As for offering to be there… I will, but I seriously doubt any of them will come forward. Most of them are already uncomfortable talking to a foreigner outside of class (even when they know I speak decent Chinese)… so in such an extreme event as this, I doubt any will.[/quote]

And sanity prevails.

Fer chrissake protect your little charges against the ministering of grief councilors! Nothing worse than a bunch of moping teenagers inflicted with councilor induced PTSD! What an accursed pseudo science!

StarrStruck, you don’t suppose that your teacher did the right thing by not allowing a mass hysteria session of beaverish little drama queens all frantically phoning home, many not contacting people and all that would have meant?

Chin up, keep a level head and all of that I say.

HG

Beaverish drama queen? Is that what you would call your child if he called home to make sure no one in your family died in a terrorist attack? Come on, let’s be civil here.

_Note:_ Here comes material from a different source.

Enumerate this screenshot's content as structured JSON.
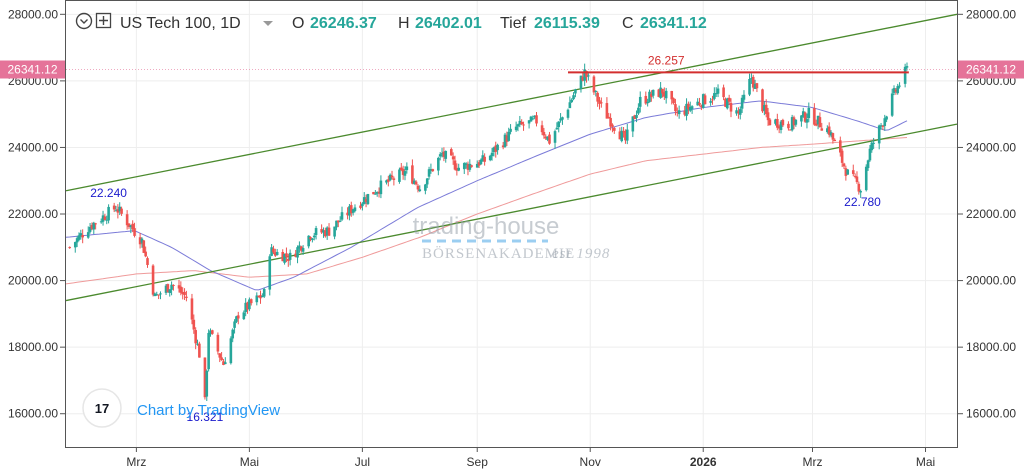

A terrible tragedy had occurred and the OP asked for some advice. It seems to be resolved at this point, but really, can we please keep a certain level of decency here?

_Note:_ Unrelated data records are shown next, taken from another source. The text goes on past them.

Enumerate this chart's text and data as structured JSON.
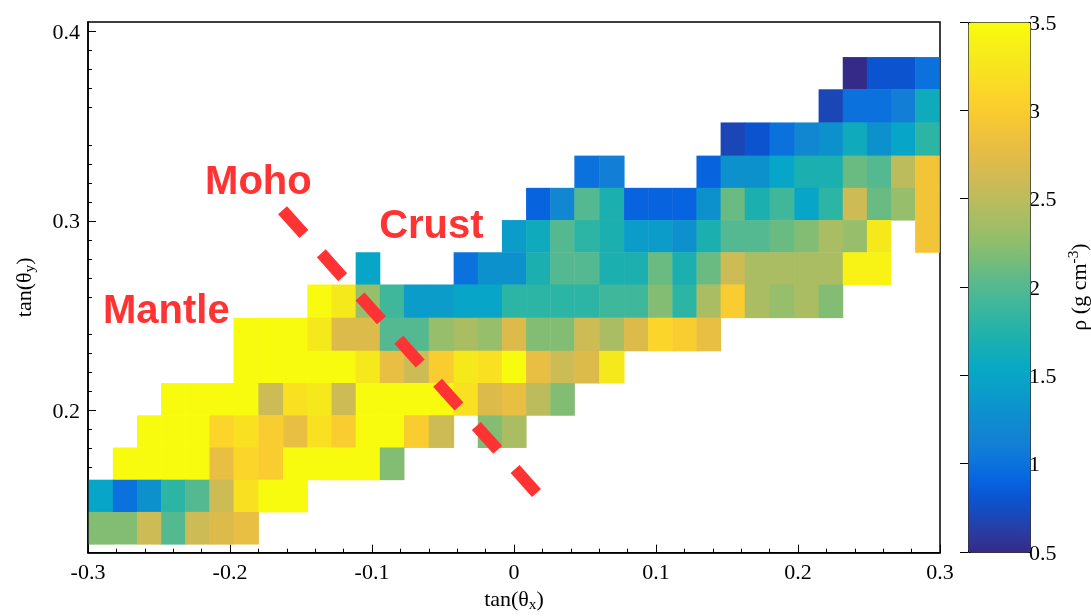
{
  "chart_data": {
    "type": "heatmap",
    "xlabel": "tan(θ$_{x}$)",
    "ylabel": "tan(θ$_{y}$)",
    "clabel": "ρ (g cm$^{-3}$)",
    "xlim": [
      -0.3,
      0.3
    ],
    "xticks": [
      -0.3,
      -0.2,
      -0.1,
      0,
      0.1,
      0.2,
      0.3
    ],
    "ylim": [
      0.125,
      0.405
    ],
    "yticks": [
      0.2,
      0.3,
      0.4
    ],
    "clim": [
      0.5,
      3.5
    ],
    "cticks": [
      0.5,
      1,
      1.5,
      2,
      2.5,
      3,
      3.5
    ],
    "grid": false,
    "x": [
      -0.291,
      -0.274,
      -0.257,
      -0.24,
      -0.223,
      -0.206,
      -0.189,
      -0.171,
      -0.154,
      -0.137,
      -0.12,
      -0.103,
      -0.086,
      -0.069,
      -0.051,
      -0.034,
      -0.017,
      0,
      0.017,
      0.034,
      0.051,
      0.069,
      0.086,
      0.103,
      0.12,
      0.137,
      0.154,
      0.171,
      0.189,
      0.206,
      0.223,
      0.24,
      0.257,
      0.274,
      0.291
    ],
    "y": [
      0.378,
      0.361,
      0.343,
      0.326,
      0.309,
      0.292,
      0.275,
      0.258,
      0.24,
      0.223,
      0.206,
      0.189,
      0.172,
      0.155,
      0.138
    ],
    "cells": [
      [
        null,
        null,
        null,
        null,
        null,
        null,
        null,
        null,
        null,
        null,
        null,
        null,
        null,
        null,
        null,
        null,
        null,
        null,
        null,
        null,
        null,
        null,
        null,
        null,
        null,
        null,
        null,
        null,
        null,
        null,
        null,
        0.5,
        0.8,
        0.8,
        1.0
      ],
      [
        null,
        null,
        null,
        null,
        null,
        null,
        null,
        null,
        null,
        null,
        null,
        null,
        null,
        null,
        null,
        null,
        null,
        null,
        null,
        null,
        null,
        null,
        null,
        null,
        null,
        null,
        null,
        null,
        null,
        null,
        0.7,
        1.0,
        1.0,
        1.1,
        1.6
      ],
      [
        null,
        null,
        null,
        null,
        null,
        null,
        null,
        null,
        null,
        null,
        null,
        null,
        null,
        null,
        null,
        null,
        null,
        null,
        null,
        null,
        null,
        null,
        null,
        null,
        null,
        null,
        0.7,
        0.8,
        1.0,
        1.2,
        1.3,
        1.6,
        1.3,
        1.5,
        1.8
      ],
      [
        null,
        null,
        null,
        null,
        null,
        null,
        null,
        null,
        null,
        null,
        null,
        null,
        null,
        null,
        null,
        null,
        null,
        null,
        null,
        null,
        1.0,
        1.1,
        null,
        null,
        null,
        0.9,
        1.3,
        1.3,
        1.5,
        1.7,
        1.7,
        2.1,
        2.0,
        2.5,
        2.9
      ],
      [
        null,
        null,
        null,
        null,
        null,
        null,
        null,
        null,
        null,
        null,
        null,
        null,
        null,
        null,
        null,
        null,
        null,
        null,
        0.9,
        1.2,
        2.0,
        1.7,
        0.9,
        0.9,
        0.9,
        1.3,
        2.1,
        1.7,
        1.9,
        1.5,
        1.8,
        2.6,
        2.1,
        2.3,
        2.9
      ],
      [
        null,
        null,
        null,
        null,
        null,
        null,
        null,
        null,
        null,
        null,
        null,
        null,
        null,
        null,
        null,
        null,
        null,
        1.4,
        1.6,
        2.0,
        1.8,
        1.7,
        1.4,
        1.4,
        1.3,
        1.7,
        2.0,
        2.0,
        2.1,
        2.2,
        2.4,
        2.3,
        3.3,
        null,
        2.9
      ],
      [
        null,
        null,
        null,
        null,
        null,
        null,
        null,
        null,
        null,
        null,
        null,
        1.5,
        null,
        null,
        null,
        1.0,
        1.3,
        1.3,
        1.7,
        2.0,
        2.0,
        1.7,
        1.7,
        2.1,
        1.7,
        2.1,
        2.6,
        2.4,
        2.4,
        2.4,
        2.4,
        3.4,
        3.4,
        null,
        null
      ],
      [
        null,
        null,
        null,
        null,
        null,
        null,
        null,
        null,
        null,
        3.5,
        3.3,
        2.3,
        1.9,
        1.4,
        1.4,
        1.5,
        1.5,
        1.8,
        1.8,
        1.8,
        1.8,
        1.9,
        1.9,
        2.2,
        1.8,
        2.4,
        3.0,
        2.4,
        2.3,
        2.4,
        2.2,
        null,
        null,
        null,
        null
      ],
      [
        null,
        null,
        null,
        null,
        null,
        null,
        3.5,
        3.5,
        3.5,
        3.3,
        2.7,
        2.7,
        2.0,
        2.0,
        2.3,
        2.4,
        2.3,
        2.7,
        2.2,
        2.2,
        2.6,
        2.4,
        2.7,
        3.1,
        3.0,
        2.8,
        null,
        null,
        null,
        null,
        null,
        null,
        null,
        null,
        null
      ],
      [
        null,
        null,
        null,
        null,
        null,
        null,
        3.5,
        3.5,
        3.5,
        3.5,
        3.5,
        3.3,
        2.8,
        2.6,
        3.0,
        3.3,
        3.2,
        3.5,
        2.8,
        2.6,
        2.7,
        3.3,
        null,
        null,
        null,
        null,
        null,
        null,
        null,
        null,
        null,
        null,
        null,
        null,
        null
      ],
      [
        null,
        null,
        null,
        3.5,
        3.5,
        3.5,
        3.5,
        2.6,
        3.2,
        3.3,
        2.6,
        3.5,
        3.5,
        3.5,
        3.5,
        3.2,
        2.7,
        2.8,
        2.5,
        2.2,
        null,
        null,
        null,
        null,
        null,
        null,
        null,
        null,
        null,
        null,
        null,
        null,
        null,
        null,
        null
      ],
      [
        null,
        null,
        3.5,
        3.5,
        3.5,
        3.1,
        3.2,
        3.0,
        2.8,
        3.2,
        3.0,
        3.5,
        3.5,
        3.0,
        2.6,
        null,
        2.2,
        2.4,
        null,
        null,
        null,
        null,
        null,
        null,
        null,
        null,
        null,
        null,
        null,
        null,
        null,
        null,
        null,
        null,
        null
      ],
      [
        null,
        3.5,
        3.5,
        3.5,
        3.5,
        2.8,
        3.1,
        3.0,
        3.5,
        3.5,
        3.5,
        3.5,
        2.2,
        null,
        null,
        null,
        null,
        null,
        null,
        null,
        null,
        null,
        null,
        null,
        null,
        null,
        null,
        null,
        null,
        null,
        null,
        null,
        null,
        null,
        null
      ],
      [
        1.5,
        1.0,
        1.3,
        1.8,
        2.0,
        2.6,
        3.2,
        3.5,
        3.5,
        null,
        null,
        null,
        null,
        null,
        null,
        null,
        null,
        null,
        null,
        null,
        null,
        null,
        null,
        null,
        null,
        null,
        null,
        null,
        null,
        null,
        null,
        null,
        null,
        null,
        null
      ],
      [
        2.2,
        2.2,
        2.6,
        2.0,
        2.6,
        2.7,
        2.8,
        null,
        null,
        null,
        null,
        null,
        null,
        null,
        null,
        null,
        null,
        null,
        null,
        null,
        null,
        null,
        null,
        null,
        null,
        null,
        null,
        null,
        null,
        null,
        null,
        null,
        null,
        null,
        null
      ]
    ],
    "series": [
      {
        "type": "line",
        "color": "#ff3333",
        "line_style": "dashed",
        "x": [
          -0.163,
          0.0185
        ],
        "values": [
          0.3057,
          0.1543
        ]
      }
    ],
    "annotations": [
      "Moho",
      "Crust",
      "Mantle"
    ]
  }
}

Counseling is not psuedo science. It is very helpful for those who need it. People who are hit particularly hard or have trouble grieving may benefit from counseling. My point was that grief is a natural response to a sad event, not necessarily a sign of instability. Like I said, it’s a coping mechanism. My suggestion is to allow some flexibility, that’s all. If you disagree, then by all means disagree. But please, let’s not resort to name-calling and sarcasm.

[And for a clarification, it was a senior year constitutional law class that was being taught by a provisional teacher because the original teacher was dying from Lou Gherig’s disease. These kids knew what it was like to watch someone they care about die. Allowing those with family in NYC to contact their parents is just what every other teacher in the school did that morning, and there was no mass hysteria. They simply allowed their students to step out into the hallway and make a call. The school arranged for students who wanted to go to home to go home, and most teachers allowed the remaining students to decide how to conduct class that day. This ranged from discussions, watching the news, and one teacher I had took the time to teach about Bin Laden and the Taliban. From the viewpoint of the school district’s administration, this was the most appropriate course of action to take. The teacher I mentioned was later reprimanded for his behavior.

As one of the students who called home that day, I was very relieved to find out my relatives were all safe. But it was hard to reach friends who were in the middle of it all, and for that reason focusing in class was not an option for most students that day. Those who had missing relatives went home to be with their families, and those that stayed consoled each other and asked questions. Rather than ignoring tragedy, most our teachers chose to address it and facilitate discussion.]

Would it ease your mind to know I was once a counsellor? Counselling is a seriously subjective process and because of this it is seriously flawed. But just out of interest, where or how do you assign the tag “science” to it? From Freud, Jung, or Skinner and his box?

You might want to do some alternative reading on PTSD, as this is one of the most unsuccessful folies of modern counselling. It has literally locked millions into a belief that they are permanently fucked.

Yes I would, especially if he had insisted on doing so during a class. Do recall that phone lines were a premium in the NYC attacks and that having thousands of frantic little teens calling their uncles and aunties in New Jersey to ensure they weren’t somehow collateral damage is obviously no help to anyone.